Caracol Televisión se encuentra bajo la mirada del Ministerio del Trabajo luego de que se dieran a conocer denuncias de presunto acoso sexual contra dos de sus periodistas y presentadores. El canal confirmó que recibió las quejas y activó de manera inmediata sus protocolos internos y los procedimientos previstos por la ley para atender este tipo de situaciones.
En un comunicado, la empresa señaló que los procesos se están desarrollando bajo estrictos criterios de confidencialidad, debido proceso, respeto por las familias y acompañamiento a las eventuales víctimas. Además, precisó que dos de los implicados fueron apartados de sus cargos mientras se adelantan las investigaciones.

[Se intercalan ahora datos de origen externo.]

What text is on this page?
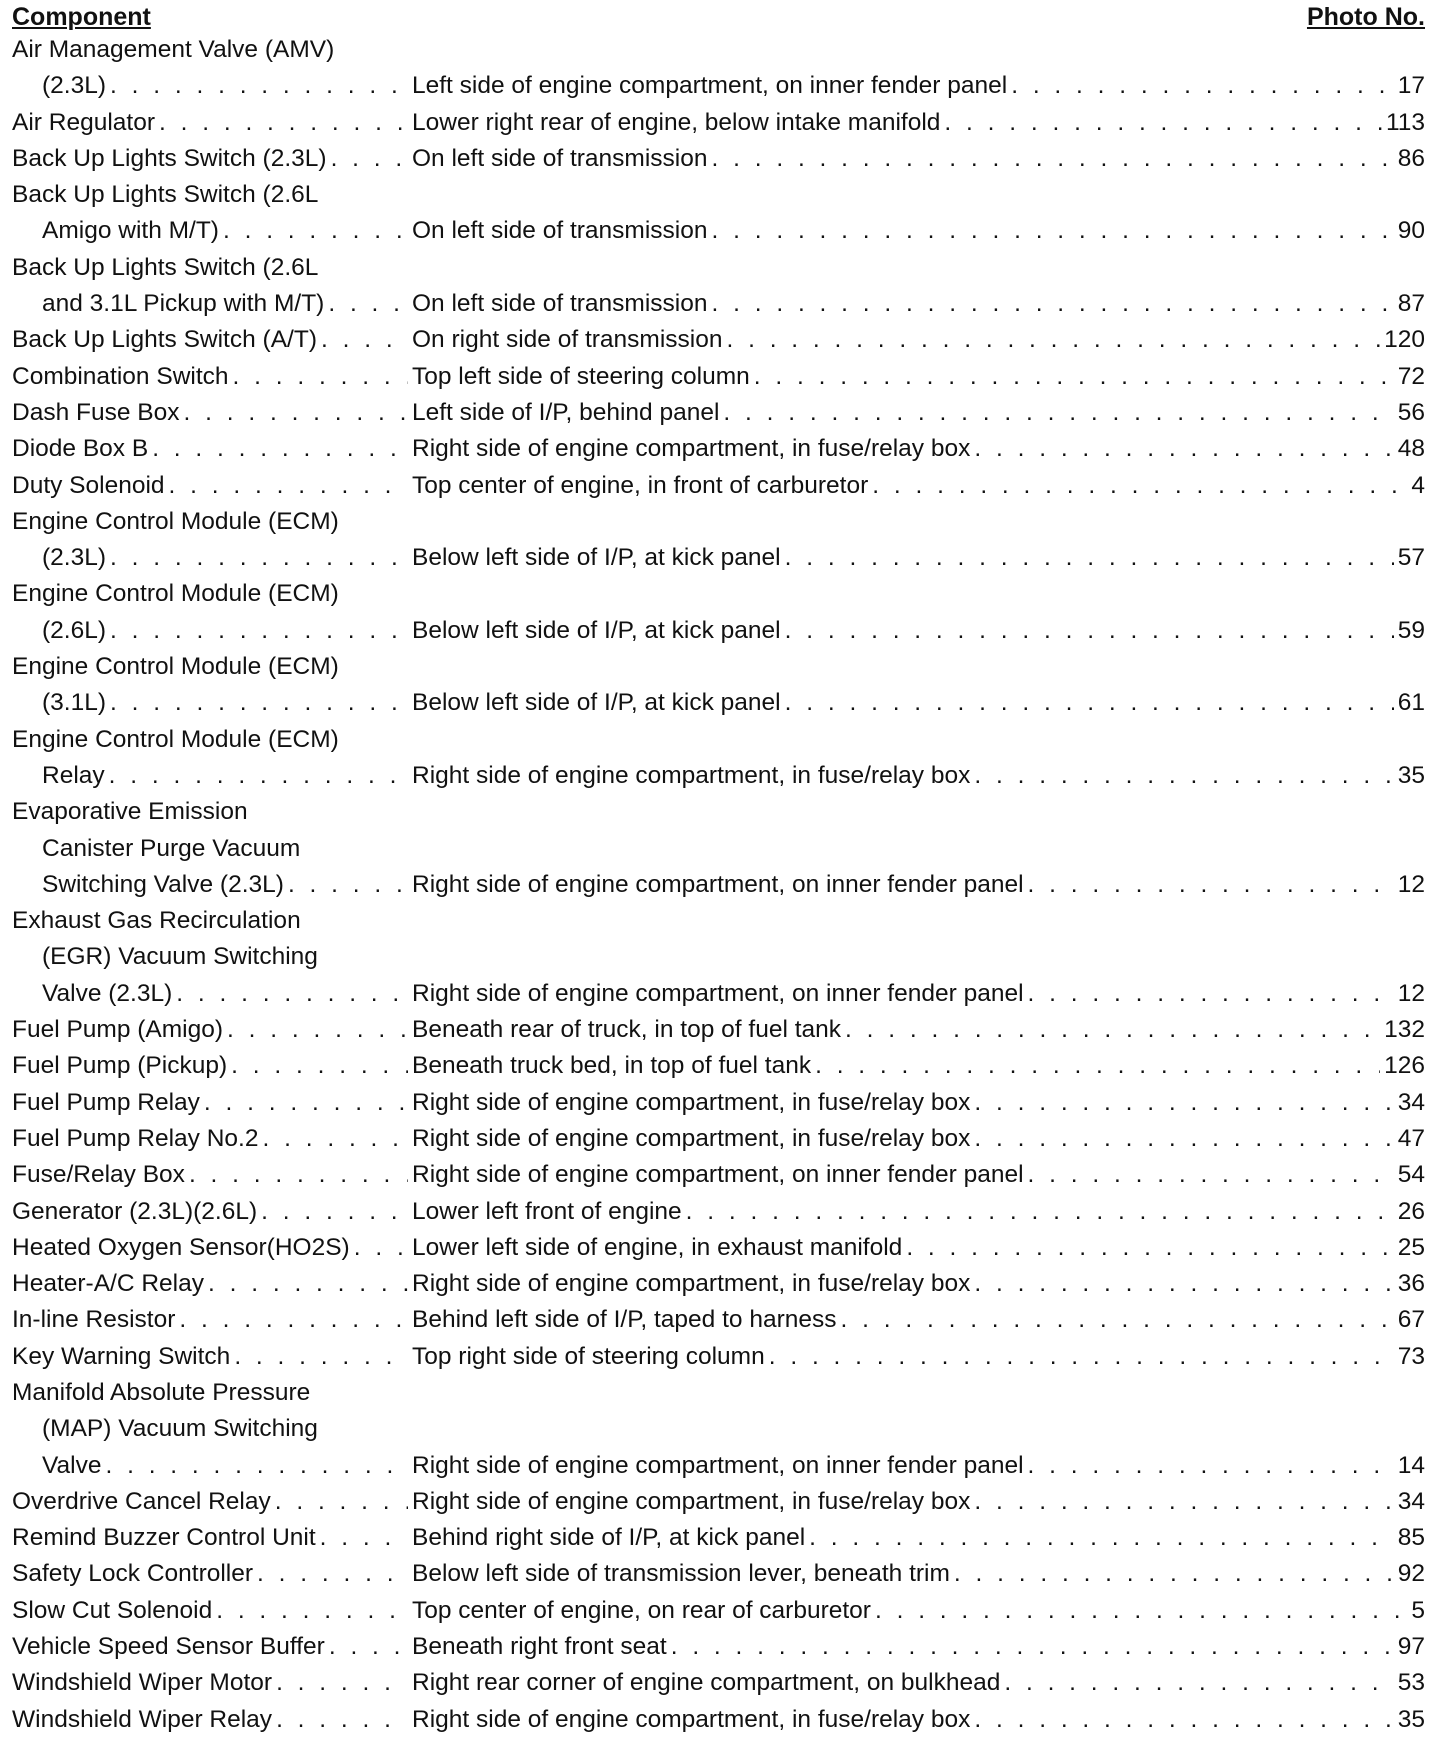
Component	Photo No.
Air Management Valve (AMV)
(2.3L) . . .	Left side of engine compartment, on inner fender panel . . .	17
Air Regulator . . .	Lower right rear of engine, below intake manifold . . .	113
Back Up Lights Switch (2.3L) . . .	On left side of transmission . . .	86
Back Up Lights Switch (2.6L
Amigo with M/T) . . .	On left side of transmission . . .	90
Back Up Lights Switch (2.6L
and 3.1L Pickup with M/T) . . .	On left side of transmission . . .	87
Back Up Lights Switch (A/T) . . .	On right side of transmission . . .	120
Combination Switch . . .	Top left side of steering column . . .	72
Dash Fuse Box . . .	Left side of I/P, behind panel . . .	56
Diode Box B . . .	Right side of engine compartment, in fuse/relay box . . .	48
Duty Solenoid . . .	Top center of engine, in front of carburetor . . .	4
Engine Control Module (ECM)
(2.3L) . . .	Below left side of I/P, at kick panel . . .	57
Engine Control Module (ECM)
(2.6L) . . .	Below left side of I/P, at kick panel . . .	59
Engine Control Module (ECM)
(3.1L) . . .	Below left side of I/P, at kick panel . . .	61
Engine Control Module (ECM)
Relay . . .	Right side of engine compartment, in fuse/relay box . . .	35
Evaporative Emission
Canister Purge Vacuum
Switching Valve (2.3L) . . .	Right side of engine compartment, on inner fender panel . . .	12
Exhaust Gas Recirculation
(EGR) Vacuum Switching
Valve (2.3L) . . .	Right side of engine compartment, on inner fender panel . . .	12
Fuel Pump (Amigo) . . .	Beneath rear of truck, in top of fuel tank . . .	132
Fuel Pump (Pickup) . . .	Beneath truck bed, in top of fuel tank . . .	126
Fuel Pump Relay . . .	Right side of engine compartment, in fuse/relay box . . .	34
Fuel Pump Relay No.2 . . .	Right side of engine compartment, in fuse/relay box . . .	47
Fuse/Relay Box . . .	Right side of engine compartment, on inner fender panel . . .	54
Generator (2.3L)(2.6L) . . .	Lower left front of engine . . .	26
Heated Oxygen Sensor(HO2S) . . .	Lower left side of engine, in exhaust manifold . . .	25
Heater-A/C Relay . . .	Right side of engine compartment, in fuse/relay box . . .	36
In-line Resistor . . .	Behind left side of I/P, taped to harness . . .	67
Key Warning Switch . . .	Top right side of steering column . . .	73
Manifold Absolute Pressure
(MAP) Vacuum Switching
Valve . . .	Right side of engine compartment, on inner fender panel . . .	14
Overdrive Cancel Relay . . .	Right side of engine compartment, in fuse/relay box . . .	34
Remind Buzzer Control Unit . . .	Behind right side of I/P, at kick panel . . .	85
Safety Lock Controller . . .	Below left side of transmission lever, beneath trim . . .	92
Slow Cut Solenoid . . .	Top center of engine, on rear of carburetor . . .	5
Vehicle Speed Sensor Buffer . . .	Beneath right front seat . . .	97
Windshield Wiper Motor . . .	Right rear corner of engine compartment, on bulkhead . . .	53
Windshield Wiper Relay . . .	Right side of engine compartment, in fuse/relay box . . .	35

Intervención del Ministerio del Trabajo
El caso escaló rápidamente a la autoridad laboral. El ministro del Trabajo, Antonio Sanguino, anunció que se activarán labores de inspección, vigilancia y control para verificar las condiciones laborales en el canal y revisar cómo se está atendiendo la situación.
“Los procedimientos internos de las empresas no sustituyen las obligaciones legales frente a hechos de violencia o acoso en el trabajo. El objetivo de nuestra intervención es garantizar protección a las víctimas y determinar si existen elementos para actuaciones adicionales”, señaló Sanguino, haciendo referencia al Convenio 190 de la OIT, ratificado por Colombia, que protege los entornos laborales frente a violencia y acoso.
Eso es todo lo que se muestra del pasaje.